Argh, now I remember the issue. But _sev_platform_init_locked() returns '0' if psp_init_on_probe is true, and I don't see how deferring __sev_snp_init_locked() will magically make it succeed the second time around.
So shouldn't the KVM code be this?
diff --git a/arch/x86/kvm/svm/sev.c b/arch/x86/kvm/svm/sev.c index e0f446922a6e..dd04f979357d 100644 --- a/arch/x86/kvm/svm/sev.c +++ b/arch/x86/kvm/svm/sev.c @@ -3038,6 +3038,14 @@ void __init sev_hardware_setup(void) sev_snp_supported = sev_snp_enabled && cc_platform_has(CC_ATTR_HOST_SEV_SNP); out:
if (sev_enabled) {
init_args.probe = true;
if (sev_platform_init(&init_args))
sev_supported = sev_es_supported = sev_snp_supported = false;
else
sev_snp_supported &= sev_is_snp_initialized();
}
if (boot_cpu_has(X86_FEATURE_SEV)) pr_info("SEV %s (ASIDs %u - %u)\n", sev_supported ? min_sev_asid <= max_sev_asid ? "enabled" :
@@ -3067,12 +3075,6 @@ void __init sev_hardware_setup(void) if (!sev_enabled) return;
/*
* Do both SNP and SEV initialization at KVM module load.
*/
init_args.probe = true;
sev_platform_init(&init_args);
} void sev_hardware_unsetup(void) --
Ashish, what am I missing?
As far as setting sev*_enabled is concerned, i believe they are more specific to SNP/SEV/SEV-ES being enabled in the system, which is separate from SEV_INIT/SNP_INIT (SNP_INIT success indicates that RMP been initialized, SNP has to be already enabled via MSR_SYSCFG before SNP_INIT is called), though SEV_INIT/SNP_INIT may fail but SEV/SNP support will still be enabled on the system.

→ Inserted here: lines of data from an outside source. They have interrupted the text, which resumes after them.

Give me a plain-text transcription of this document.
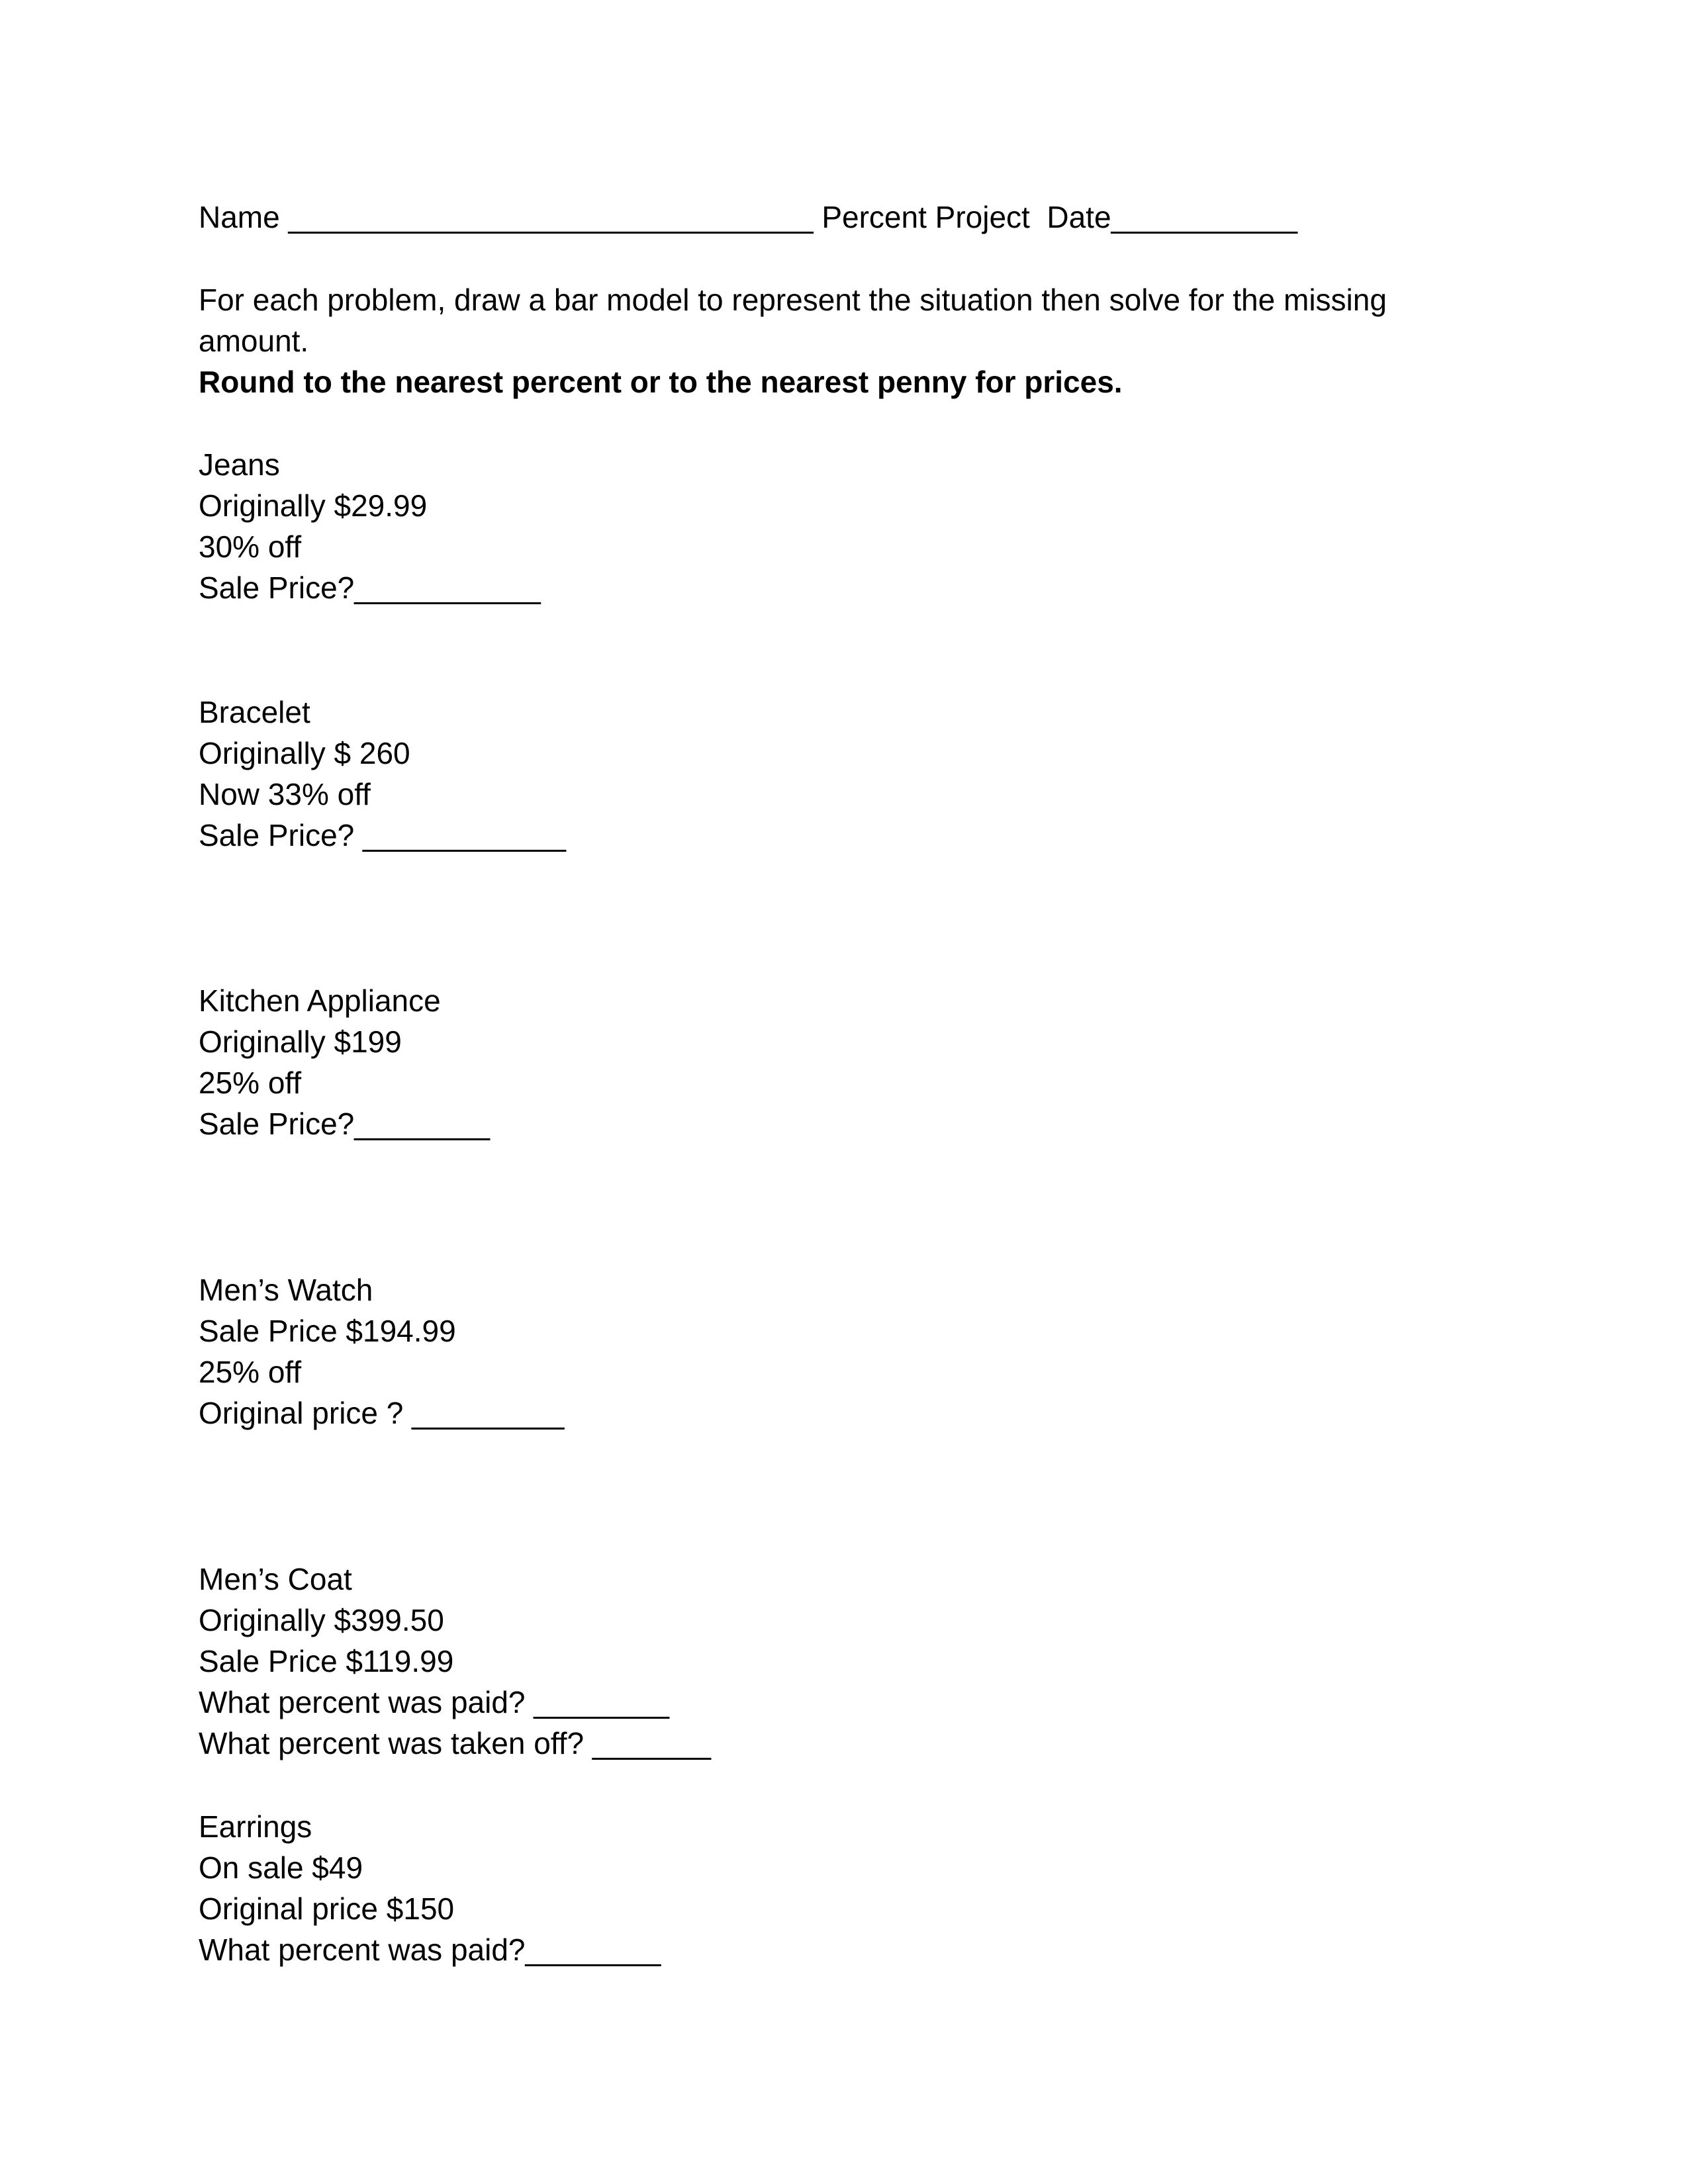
Name _______________________________ Percent Project  Date___________

For each problem, draw a bar model to represent the situation then solve for the missing

amount.

Round to the nearest percent or to the nearest penny for prices.

Jeans

Originally $29.99

30% off

Sale Price?___________

Bracelet

Originally $ 260

Now 33% off

Sale Price? ____________

Kitchen Appliance

Originally $199

25% off

Sale Price?________

Men’s Watch

Sale Price $194.99

25% off

Original price ? _________

Men’s Coat

Originally $399.50

Sale Price $119.99

What percent was paid? ________

What percent was taken off? _______

Earrings

On sale $49

Original price $150

What percent was paid?________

Additionally as SEV_INIT/SNP_INIT during sev_platform_init() have failed, so any SEV/SEV-ES/SNP VM launch will fail as the firmware will return invalid platform state as INITs have failed.
From my understanding, sev*_enabled indicates the user support to enable/disable support for SEV/SEV-ES/SEV-SNP, as the sev*_enabled are the KVM module parameters, while sev*_supported indicates if platform has that support enabled.
And before the SEV/SNP init support was moved to KVM from CCP module, doing SEV/SNP INIT could fail but that still had KVM detecting SEV/SNP support enabled, so this moving SEV/SNP init stuff to KVM module from CCP driver is consistent with the previous behavior.
Thanks, Ashish
Regardless of what we decide on what the right behavior is, fail vs skip (I don't mind the former) we can certainly do that over new patches rebased over the new series.
FAIL, for sure. Unless someone else pipes up with a good reason why they need to defer INIT_EX, that's Google's problem to solve.